NADPH oxidases (NOX) form a family of transmembrane enzymes that catalyze the formation of reactive oxygen species. These are produced thanks to a chain of electron transfers (ET), shuttling electrons from one side of the membrane to the other, using one flavin and two heme cofactors as redox mediators. In this work we investigate the thermodynamics of the electron transfer (ET) between the two hemes contained in the transmembrane domain by means of extensive molecular dynamics simulations. We compare two proteins of the NOX5 isoform, from homo sapiens (hNOX5) and from cylindrospermum stagnale (csNOX5), a cyanobacteria. We study in detail the influence of both the density of negatively charged lipids in the membrane and of the NOX5 aminoacid sequence on the ET thermodynamic balance. The linear response formalism allows us to decompose the variation in free energy into the individual contributions of the system components (protein, membrane, solvent, etc.). We highlight the major compensatory effects of the various components in the global free energy budget in those complex systems. Although the contributions of the protein or the membrane to the ET thermodynamics can be individually strongly modified by a change in the aminoacid sequence or the membrane composition, they are largely compensated by the rest of the heme environment so that the total free energy is always found to be slightly favorable to the electron transfer. To our knowledge, this study is the first to highlight the effect of membrane charge density on inter-heme ET, providing valuable insights into the molecular mechanisms governing ET catalysis in complex membrane systems.

Mechanistic insights on heme-to-heme transmembrane electron transfer within NADPH oxydases from atomistic simulations

electron transfer

X. Wu, J. Hénin, L. Baciou, M. Baaden, F. Cailliez, A. de La Lande. Frontiers in Chemistry, 2021, 9. doi.org/10.3389/fchem.2021.650651.

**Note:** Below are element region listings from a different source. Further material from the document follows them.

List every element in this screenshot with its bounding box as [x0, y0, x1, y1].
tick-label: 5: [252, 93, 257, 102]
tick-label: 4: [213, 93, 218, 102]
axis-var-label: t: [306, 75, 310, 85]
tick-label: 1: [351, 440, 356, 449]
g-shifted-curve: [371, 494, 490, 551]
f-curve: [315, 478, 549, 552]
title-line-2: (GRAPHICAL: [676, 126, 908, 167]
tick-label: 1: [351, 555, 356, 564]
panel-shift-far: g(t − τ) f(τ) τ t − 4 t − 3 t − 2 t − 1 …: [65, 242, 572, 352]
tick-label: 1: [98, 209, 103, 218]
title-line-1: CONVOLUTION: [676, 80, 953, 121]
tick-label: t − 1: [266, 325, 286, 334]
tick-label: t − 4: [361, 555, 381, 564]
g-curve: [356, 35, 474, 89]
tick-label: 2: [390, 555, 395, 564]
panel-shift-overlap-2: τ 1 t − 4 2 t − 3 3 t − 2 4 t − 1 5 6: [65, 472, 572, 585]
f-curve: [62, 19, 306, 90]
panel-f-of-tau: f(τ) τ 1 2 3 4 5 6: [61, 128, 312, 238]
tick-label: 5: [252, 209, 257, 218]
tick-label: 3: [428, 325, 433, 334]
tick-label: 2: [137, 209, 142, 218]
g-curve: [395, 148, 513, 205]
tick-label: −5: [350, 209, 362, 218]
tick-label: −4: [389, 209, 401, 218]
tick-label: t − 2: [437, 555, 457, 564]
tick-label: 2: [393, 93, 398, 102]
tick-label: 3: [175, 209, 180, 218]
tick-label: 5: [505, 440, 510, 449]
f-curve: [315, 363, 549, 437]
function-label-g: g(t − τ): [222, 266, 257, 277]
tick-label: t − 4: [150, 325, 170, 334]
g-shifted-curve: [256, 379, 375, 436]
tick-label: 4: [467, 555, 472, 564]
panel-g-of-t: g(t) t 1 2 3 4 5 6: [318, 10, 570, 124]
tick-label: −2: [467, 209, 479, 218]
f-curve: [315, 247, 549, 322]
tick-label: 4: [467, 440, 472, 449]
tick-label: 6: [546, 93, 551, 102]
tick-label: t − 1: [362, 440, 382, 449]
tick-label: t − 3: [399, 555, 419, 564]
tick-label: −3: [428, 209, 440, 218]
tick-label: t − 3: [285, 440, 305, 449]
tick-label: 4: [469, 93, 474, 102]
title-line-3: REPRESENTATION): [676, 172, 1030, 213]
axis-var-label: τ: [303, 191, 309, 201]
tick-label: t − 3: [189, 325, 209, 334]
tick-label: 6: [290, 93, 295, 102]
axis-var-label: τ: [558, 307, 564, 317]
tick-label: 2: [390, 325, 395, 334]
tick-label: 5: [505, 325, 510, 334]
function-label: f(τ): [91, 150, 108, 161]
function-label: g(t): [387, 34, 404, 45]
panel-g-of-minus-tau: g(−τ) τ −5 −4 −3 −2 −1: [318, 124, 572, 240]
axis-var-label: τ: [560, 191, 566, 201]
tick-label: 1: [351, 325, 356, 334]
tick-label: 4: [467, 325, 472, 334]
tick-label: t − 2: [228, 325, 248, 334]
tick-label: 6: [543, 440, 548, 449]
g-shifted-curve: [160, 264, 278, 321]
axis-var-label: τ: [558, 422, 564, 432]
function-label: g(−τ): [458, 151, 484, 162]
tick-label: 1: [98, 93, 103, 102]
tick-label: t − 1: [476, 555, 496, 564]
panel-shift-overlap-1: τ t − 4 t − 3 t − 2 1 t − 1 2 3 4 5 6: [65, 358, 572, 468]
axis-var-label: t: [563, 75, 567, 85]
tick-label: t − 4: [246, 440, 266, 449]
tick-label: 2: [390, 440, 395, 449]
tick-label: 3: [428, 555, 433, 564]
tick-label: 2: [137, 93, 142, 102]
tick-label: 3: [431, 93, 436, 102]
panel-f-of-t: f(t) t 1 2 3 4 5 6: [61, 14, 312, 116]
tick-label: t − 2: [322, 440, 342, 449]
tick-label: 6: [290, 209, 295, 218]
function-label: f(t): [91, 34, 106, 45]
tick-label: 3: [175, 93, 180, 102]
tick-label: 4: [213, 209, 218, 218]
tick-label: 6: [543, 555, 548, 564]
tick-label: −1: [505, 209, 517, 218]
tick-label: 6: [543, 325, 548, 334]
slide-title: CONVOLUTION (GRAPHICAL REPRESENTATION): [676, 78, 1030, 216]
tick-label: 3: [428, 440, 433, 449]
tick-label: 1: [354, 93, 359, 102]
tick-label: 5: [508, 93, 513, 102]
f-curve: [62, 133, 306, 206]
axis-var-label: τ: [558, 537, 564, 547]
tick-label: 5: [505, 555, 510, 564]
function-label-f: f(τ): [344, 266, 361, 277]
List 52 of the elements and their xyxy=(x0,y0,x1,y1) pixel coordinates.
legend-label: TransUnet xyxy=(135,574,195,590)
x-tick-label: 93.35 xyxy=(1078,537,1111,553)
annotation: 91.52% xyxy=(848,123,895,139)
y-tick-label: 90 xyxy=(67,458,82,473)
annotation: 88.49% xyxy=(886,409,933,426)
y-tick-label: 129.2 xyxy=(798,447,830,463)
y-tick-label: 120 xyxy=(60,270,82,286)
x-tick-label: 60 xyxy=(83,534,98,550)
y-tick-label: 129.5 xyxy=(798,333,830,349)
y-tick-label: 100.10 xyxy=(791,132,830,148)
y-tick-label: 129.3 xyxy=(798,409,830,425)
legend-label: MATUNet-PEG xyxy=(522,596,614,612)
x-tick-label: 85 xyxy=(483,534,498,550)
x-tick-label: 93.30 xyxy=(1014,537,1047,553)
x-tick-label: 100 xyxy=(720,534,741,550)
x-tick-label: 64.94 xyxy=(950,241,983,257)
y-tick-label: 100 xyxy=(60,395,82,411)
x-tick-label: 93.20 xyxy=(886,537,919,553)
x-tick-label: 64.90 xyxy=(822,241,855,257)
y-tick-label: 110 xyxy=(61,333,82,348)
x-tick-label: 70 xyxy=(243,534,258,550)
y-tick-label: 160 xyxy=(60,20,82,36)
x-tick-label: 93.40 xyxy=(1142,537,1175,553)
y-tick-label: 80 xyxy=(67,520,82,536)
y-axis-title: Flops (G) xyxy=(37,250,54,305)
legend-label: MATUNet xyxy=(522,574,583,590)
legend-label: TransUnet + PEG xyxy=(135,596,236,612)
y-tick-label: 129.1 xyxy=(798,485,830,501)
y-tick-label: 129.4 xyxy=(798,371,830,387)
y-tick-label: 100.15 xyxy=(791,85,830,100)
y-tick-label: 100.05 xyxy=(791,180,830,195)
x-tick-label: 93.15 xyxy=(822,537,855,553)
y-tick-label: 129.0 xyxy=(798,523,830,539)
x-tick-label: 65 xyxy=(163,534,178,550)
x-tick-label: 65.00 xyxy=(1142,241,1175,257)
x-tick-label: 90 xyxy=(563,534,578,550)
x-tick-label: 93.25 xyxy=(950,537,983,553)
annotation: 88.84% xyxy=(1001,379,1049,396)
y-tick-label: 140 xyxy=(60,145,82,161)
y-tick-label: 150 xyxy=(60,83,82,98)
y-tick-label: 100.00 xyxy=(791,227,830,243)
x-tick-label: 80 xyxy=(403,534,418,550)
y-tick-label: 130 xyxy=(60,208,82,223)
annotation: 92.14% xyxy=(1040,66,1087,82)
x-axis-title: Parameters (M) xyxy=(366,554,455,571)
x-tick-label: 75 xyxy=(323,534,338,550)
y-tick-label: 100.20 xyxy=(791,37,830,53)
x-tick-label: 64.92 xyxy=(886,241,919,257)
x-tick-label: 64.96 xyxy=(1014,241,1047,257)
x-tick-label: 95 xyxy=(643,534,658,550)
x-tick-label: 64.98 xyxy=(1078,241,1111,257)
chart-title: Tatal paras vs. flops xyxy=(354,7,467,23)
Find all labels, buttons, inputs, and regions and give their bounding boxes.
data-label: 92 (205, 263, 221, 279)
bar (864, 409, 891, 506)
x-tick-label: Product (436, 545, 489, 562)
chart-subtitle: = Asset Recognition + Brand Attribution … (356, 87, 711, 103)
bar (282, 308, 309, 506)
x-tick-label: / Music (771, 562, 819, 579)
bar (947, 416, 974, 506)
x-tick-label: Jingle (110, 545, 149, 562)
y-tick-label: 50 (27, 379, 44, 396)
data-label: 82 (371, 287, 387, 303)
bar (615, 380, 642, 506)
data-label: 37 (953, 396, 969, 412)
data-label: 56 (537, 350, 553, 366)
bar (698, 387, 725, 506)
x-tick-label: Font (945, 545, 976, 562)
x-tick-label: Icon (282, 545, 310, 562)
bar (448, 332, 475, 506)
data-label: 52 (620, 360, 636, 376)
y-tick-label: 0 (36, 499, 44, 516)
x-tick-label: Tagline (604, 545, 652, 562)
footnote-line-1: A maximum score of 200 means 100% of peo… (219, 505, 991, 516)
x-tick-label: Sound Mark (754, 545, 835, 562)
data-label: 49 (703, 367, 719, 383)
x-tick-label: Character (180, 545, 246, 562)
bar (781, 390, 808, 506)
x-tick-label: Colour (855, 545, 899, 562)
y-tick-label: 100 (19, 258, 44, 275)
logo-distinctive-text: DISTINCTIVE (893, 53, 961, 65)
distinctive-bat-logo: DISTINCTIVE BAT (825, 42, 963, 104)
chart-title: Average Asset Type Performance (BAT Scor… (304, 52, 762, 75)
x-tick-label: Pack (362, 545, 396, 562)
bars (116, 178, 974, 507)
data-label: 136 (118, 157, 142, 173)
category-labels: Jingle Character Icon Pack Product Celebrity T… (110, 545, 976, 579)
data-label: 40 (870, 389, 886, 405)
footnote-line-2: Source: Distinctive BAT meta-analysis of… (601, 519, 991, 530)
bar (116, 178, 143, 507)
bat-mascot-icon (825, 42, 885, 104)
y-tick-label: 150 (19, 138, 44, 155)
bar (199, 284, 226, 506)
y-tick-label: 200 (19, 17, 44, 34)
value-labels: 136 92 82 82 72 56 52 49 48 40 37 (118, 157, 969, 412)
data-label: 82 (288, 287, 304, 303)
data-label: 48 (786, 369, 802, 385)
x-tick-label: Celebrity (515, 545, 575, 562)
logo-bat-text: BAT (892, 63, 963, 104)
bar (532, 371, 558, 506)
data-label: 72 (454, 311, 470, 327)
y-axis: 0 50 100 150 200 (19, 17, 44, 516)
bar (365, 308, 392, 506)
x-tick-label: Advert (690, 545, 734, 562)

NOX5 is a member of the NADPH oxidase family which is dedicated to the production of reactive oxygen species. The molecular mechanisms governing transmembrane electron transfer (ET) that permits to shuttle electrons over the biological membrane have remained elusive for a long time. Using computer simulations, we report conformational dynamics of NOX5 embedded within a realistic membrane environment. We assess the stability of the protein within the membrane and monitor the existence of cavities that could accommodate dioxygen molecules. We investigate the heme-to-heme electron transfer. We find a reaction free energy of a few tenths of eV (ca. −0.3 eV) and a reorganization free energy of around 1.1 eV (0.8 eV after including electrostatic induction corrections). The former indicates thermodynamically favorable ET, while the latter falls in the expected values for transmembrane inter-heme ET. We estimate the electronic coupling to fall in the range of the μeV. We identify electron tunneling pathways showing that not only the W378 residue is playing a central role, but also F348. Finally, we reveal the existence of two connected O2−binding pockets near the outer heme with fast exchange between the two sites on the nanosecond timescale. We show that when the terminal heme is reduced, O2 binds closer to it, affording a more efficient tunneling pathway than when the terminal heme is oxidized, thereby providing an efficient mechanism to catalyze superoxide production in the final step. Overall, our study reveals some key molecular mechanisms permitting reactive oxygen species production by NOX5 and paves the road for further investigation of ET processes in the wide family of NADPH oxidases by computer simulations.